Daniel Haley: la fatalité du pilote américain enfin une réalité reconnue


Posté le 15 novembre, par La Rédaction in Insolite, Politique Société. Pas de Commentaires

Le jeune pilote américain Daniel Haley, abattu à juste 20 ans le 17 août 1944, est enfin dignement honoré par une fresque murale quartier des Minimes à Toulouse.

Le pilote américain Daniel Haley, abattu à juste 20 ans le 17 août 1944, est enfin dignement honoré par une fresque murale quartier des Minimes à Toulouse.

« Ô temps suspends ton vol! et vous, heures propices, Suspendez votre cours ! » écrivait Lamartine dans son poème « le Lac ». Et le temps a été longtemps suspendu pour le jeune pilote américain de juste 20 ans Daniel Haley avant que l’on n’honore son dernier vol le 17 août 1944, au-dessus de l’usine Saint-Eloi à Toulouse. Avant que son identité ne soit dévoilée en 1997, 53 ans après sa tragique disparition. Le lieutenant de l’US Air Force, aux commandes d’un Lockheed P-38, quittait en ce mois d’août 1944 la base d’Aghione en Corse pour aller mitrailler le terrain de Toulouse-Blagnac, à l’occasion de sa 5e mission. Le kid de Chicago correspondait depuis le 30 janvier 1943, date de sa mobilisation avec sa famille. Un de ces derniers courriers ne présageait pas l’optimisme: « Je suis fatigué à mort. Depuis trois jours, je ne fais que prier. Maintenant, j’ai la frousse chaque fois que je décolle… S’il vous plaît, priez pour moi ». En ce 17 août, la fatalité allait frapper. Son avion était abattu par la Flak allemande et se crashait vers 20 h 15 au niveau de la rue Roland- Garros. Son parachute n’ayant pas eu le temps de s’ouvrir, le pilote a heurté de plein fouet un des murs de l’usine Saint-Eloi pour périr décapité. Son corps est d’abord transporté au funérarium de Purpan, puis inhumée au cimetière de Lardenne , et finalement transférée au carré militaire des Ardennes belges. Pour ses proches, Daniel Haley est officiellement KIA «killed in action», et porté disparu jusqu’en 1949.
Avant que son nom soit officialisé, Toulouse évoquait sa mémoire anonymement avec cette plaque « Ici est mort un aviateur américain le 17 août 1944″. La volonté des anciens combattants des Minimes et du Comité de quartier permettra enfin de mettre la lumière méritée sur son nom avec cette nouvelle plaque « Lieutenant de l’US Air Force Daniel Haley, né à Chicago le 11 novembre 1923, Mort pour la France ». Son coéquipier lors de ce pan noir de l’histoire, Roger Weatherbee, et sa sœur Mary Haley Pooles assisteront dans l’émotion le 20 août 1997 à la cérémonie réhabilitant ce héros enfin connu et reconnu.

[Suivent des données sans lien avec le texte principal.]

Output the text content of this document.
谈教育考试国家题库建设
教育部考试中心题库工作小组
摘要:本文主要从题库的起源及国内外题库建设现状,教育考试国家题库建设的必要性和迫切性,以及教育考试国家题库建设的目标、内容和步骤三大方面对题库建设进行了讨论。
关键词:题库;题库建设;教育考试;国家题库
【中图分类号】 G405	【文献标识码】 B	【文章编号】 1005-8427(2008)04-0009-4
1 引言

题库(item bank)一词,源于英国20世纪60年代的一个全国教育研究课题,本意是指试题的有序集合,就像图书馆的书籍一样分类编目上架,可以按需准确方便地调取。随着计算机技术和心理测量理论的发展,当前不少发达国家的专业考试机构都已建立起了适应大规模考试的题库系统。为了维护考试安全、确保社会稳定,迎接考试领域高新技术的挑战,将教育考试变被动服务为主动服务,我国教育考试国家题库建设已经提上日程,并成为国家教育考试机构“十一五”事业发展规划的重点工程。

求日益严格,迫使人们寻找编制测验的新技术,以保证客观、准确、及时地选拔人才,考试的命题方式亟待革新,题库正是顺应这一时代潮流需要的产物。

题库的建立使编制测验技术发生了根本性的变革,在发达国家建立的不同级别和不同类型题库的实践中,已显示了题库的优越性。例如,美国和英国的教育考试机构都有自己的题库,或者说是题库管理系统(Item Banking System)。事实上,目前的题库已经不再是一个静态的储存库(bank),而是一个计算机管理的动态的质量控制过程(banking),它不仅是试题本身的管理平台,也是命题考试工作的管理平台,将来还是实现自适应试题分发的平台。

« LES LONGS SOUVENIRS FONT LES GRANDS PEUPLES »
Pour donner plus d’envergure à sa bravoure, une fresque réalisé par l’artiste street-art Korail éclaire depuis le 11 novembre le quartier des Minimes. Une fresque signée d’une phrase de Montalembert, « Les longs souvenirs font les grands peuples » que Maxime Boyer, le maire de quartier, a inaugurée. Une fresque avec le visage doux de Daniel Haley, un parachute sanglé sur ses épaules, et où « Liberté, égalité, fraternité » plane au-dessous de la devise de l’US Air Force « Flight for Freedom ». Pour notre liberté.
Saint-Vincent de Paul disait, « La vie de l’homme n’est qu’un combat ». Le dernier de Daniel Haley lui a été fatal, malgré son héroïsme mené au paroxysme. Il fallait évidemment qu’à Toulouse, sa fatalité soit enfin une triste réalité reconnue.